Guarantee of getting paid
If you’re a freelancer, you are bound to get paid by someone who has hired you. You can ask for the person to send your fees to PayPal or the bank account before you hand over the project to him or her. Blogging is not easy. Search engines won’t send visitors to your website from the day you publish a post. Also, you’ll have to make yourself familiar with Bing or Google webmaster guidelines and follow the same to make sure that your website is not affected by a Google or Bing algorithm update.
As long as the content on your website is good and your site is unaffected by a Google algorithm update, the site will make money. Search engine algorithm updates can be brutal. If your blog is impacted by an update, its traffic may tank by more than 50% overnight. Freelancers on other hand will keep earning money as long as they get clients. Getting new clients online isn’t easy.
Hard work
I consider blogging as a business. A website that makes money is like a shop that is open 24 x 7. People from various parts of the world may visit your website read your content, purchase something from your affiliate link, click on ads displayed on your website, etc. If your blog gets good traffic from search engines, social media sites, etc, it will make money for you while you’re sleeping. For example, I’m from India. Some of my websites get traffic from the US. When it is a day in India, it is night in the US, and vice versa. If your blog is hosted on a server owned by a reputed company, it won’t be down for a minute. The server on which this website is hosted has an uptime of 447 days. Here’s the proof of the same:
Freelancers will have to continue their routine i.e. find work, apply, and complete the job till they work as a freelancer.
Fees
You need three things to start a blog – domain, web hosting, and some knowledge of the framework you will be using to build your website. Hosting can cost between 3 to 30 dollars per month. Domains cost 0.99 to 25 dollars per year. To use an open-source CMS, you don’t have to pay any subscription fees. Freelancing sites such as Upwork, Toptal, Guru, etc will deduct some fee each time you get paid by the client after completing a job/task.

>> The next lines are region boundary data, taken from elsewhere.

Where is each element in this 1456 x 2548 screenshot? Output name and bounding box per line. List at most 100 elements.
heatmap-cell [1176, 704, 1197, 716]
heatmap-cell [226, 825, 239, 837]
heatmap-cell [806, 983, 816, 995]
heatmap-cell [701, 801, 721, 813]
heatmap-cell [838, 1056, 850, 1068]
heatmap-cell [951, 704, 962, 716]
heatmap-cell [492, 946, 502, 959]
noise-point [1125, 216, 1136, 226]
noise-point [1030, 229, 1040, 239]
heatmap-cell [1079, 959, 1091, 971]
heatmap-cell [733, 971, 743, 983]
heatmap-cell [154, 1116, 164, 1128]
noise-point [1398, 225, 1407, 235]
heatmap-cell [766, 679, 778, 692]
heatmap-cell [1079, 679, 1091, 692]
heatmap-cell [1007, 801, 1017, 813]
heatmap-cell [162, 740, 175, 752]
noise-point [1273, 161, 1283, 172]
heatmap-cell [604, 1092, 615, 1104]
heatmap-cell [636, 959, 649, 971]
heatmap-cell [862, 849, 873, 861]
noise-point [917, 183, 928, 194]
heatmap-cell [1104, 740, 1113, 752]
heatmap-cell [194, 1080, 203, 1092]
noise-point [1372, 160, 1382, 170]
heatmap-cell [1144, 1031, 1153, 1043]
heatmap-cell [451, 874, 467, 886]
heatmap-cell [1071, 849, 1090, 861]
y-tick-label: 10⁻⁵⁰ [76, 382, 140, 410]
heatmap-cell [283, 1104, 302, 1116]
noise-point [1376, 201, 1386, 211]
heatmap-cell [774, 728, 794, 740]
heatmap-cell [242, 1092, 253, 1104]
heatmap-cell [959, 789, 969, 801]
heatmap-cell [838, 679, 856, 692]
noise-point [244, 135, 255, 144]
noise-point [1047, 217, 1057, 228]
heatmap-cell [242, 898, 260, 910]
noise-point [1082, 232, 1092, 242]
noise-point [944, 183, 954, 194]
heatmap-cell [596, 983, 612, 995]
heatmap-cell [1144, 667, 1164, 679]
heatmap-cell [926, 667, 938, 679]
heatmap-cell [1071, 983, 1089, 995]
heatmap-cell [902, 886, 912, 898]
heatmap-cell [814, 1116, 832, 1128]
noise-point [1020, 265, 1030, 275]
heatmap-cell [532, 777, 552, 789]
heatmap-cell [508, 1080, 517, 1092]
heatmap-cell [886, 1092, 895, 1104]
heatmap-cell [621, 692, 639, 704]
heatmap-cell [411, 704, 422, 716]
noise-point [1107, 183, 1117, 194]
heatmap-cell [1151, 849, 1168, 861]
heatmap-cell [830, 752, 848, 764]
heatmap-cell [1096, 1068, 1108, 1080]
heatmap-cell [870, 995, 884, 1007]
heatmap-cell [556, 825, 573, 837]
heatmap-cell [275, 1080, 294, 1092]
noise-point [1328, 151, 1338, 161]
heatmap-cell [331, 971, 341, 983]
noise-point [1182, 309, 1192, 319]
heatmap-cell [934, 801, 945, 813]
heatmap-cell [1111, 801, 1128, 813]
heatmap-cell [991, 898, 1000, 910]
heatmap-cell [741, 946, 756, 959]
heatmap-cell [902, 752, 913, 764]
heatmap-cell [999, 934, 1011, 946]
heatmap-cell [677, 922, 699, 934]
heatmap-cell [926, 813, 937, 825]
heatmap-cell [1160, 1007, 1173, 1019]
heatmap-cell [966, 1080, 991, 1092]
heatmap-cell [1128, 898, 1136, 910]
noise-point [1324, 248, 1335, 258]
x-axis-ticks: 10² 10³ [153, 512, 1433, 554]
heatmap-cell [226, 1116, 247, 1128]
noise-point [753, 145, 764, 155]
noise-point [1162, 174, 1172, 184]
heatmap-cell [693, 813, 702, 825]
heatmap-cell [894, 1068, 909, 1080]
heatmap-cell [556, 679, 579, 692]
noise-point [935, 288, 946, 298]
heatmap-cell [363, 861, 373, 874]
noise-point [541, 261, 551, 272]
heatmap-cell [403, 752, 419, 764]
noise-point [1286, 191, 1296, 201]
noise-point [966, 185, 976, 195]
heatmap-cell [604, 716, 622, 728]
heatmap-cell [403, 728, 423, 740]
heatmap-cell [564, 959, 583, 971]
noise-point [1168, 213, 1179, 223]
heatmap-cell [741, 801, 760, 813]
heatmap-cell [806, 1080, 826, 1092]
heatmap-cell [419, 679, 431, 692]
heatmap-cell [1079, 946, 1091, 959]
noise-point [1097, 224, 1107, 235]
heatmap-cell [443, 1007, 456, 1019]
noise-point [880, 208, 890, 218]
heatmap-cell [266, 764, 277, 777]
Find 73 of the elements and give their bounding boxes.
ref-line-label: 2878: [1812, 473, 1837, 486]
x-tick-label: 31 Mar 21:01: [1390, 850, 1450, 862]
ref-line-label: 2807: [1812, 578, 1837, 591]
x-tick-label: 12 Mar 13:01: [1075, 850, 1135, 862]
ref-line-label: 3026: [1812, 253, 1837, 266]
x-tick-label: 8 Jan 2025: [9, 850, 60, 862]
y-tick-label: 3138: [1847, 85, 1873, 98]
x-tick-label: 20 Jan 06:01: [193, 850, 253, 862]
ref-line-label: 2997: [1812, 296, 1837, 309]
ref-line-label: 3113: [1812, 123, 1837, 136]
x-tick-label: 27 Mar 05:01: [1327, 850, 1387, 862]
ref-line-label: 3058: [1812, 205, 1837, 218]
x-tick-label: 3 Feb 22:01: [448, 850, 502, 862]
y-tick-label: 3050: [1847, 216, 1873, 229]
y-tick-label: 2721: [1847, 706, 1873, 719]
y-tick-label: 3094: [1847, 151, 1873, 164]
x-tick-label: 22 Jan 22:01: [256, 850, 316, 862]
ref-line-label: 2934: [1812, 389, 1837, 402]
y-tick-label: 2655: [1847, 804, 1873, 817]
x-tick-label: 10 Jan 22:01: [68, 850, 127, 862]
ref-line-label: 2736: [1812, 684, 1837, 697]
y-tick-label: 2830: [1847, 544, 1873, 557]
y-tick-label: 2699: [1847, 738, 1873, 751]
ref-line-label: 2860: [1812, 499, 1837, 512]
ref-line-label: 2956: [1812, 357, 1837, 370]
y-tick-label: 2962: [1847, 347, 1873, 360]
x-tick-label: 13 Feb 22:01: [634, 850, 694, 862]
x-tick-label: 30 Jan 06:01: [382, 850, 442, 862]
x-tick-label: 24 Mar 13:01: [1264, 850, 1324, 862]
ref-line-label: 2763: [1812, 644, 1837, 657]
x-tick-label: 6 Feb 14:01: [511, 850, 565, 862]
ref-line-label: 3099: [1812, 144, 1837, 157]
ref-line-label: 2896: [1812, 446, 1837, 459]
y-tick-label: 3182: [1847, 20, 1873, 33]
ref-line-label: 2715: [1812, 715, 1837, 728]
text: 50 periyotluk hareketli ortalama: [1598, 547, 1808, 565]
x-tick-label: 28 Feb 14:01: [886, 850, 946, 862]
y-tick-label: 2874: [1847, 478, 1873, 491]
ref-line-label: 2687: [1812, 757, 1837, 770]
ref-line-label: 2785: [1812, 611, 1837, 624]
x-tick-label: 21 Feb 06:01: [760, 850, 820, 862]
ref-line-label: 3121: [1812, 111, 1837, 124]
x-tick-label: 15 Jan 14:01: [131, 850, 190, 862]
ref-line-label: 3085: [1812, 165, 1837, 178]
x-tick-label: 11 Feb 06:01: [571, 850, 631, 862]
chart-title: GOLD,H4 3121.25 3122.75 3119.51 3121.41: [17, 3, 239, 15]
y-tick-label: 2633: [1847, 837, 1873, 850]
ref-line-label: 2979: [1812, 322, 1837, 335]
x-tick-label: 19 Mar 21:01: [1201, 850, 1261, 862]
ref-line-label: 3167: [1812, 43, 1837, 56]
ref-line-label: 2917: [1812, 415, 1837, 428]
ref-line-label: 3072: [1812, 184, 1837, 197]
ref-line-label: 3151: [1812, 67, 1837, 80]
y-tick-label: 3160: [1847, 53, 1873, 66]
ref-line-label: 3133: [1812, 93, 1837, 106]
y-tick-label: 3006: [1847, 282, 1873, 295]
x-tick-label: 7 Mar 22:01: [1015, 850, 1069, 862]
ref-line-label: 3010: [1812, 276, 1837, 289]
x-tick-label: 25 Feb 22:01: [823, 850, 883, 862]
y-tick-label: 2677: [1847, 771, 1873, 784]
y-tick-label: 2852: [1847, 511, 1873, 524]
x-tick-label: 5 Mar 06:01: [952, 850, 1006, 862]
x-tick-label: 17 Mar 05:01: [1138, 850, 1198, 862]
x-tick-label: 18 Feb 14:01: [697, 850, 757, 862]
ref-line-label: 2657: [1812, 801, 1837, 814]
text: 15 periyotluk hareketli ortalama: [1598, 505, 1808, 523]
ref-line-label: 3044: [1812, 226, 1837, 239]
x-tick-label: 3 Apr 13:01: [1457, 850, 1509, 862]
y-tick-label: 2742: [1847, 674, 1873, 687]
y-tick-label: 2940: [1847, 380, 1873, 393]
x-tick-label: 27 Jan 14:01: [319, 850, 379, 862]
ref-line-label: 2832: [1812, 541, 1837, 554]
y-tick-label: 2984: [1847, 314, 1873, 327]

Is freelancing better than blogging or vice versa? Neither one is great, to be honest. Although you can access the internet from any part of the world, it is difficult to make a living or money online. Google algorithm updates have become dreadful in the last few years. After one update, your website traffic can drop by 90% in just a few hours. Hundreds of accounts are created every day on freelancing websites. Not all professionals are hired.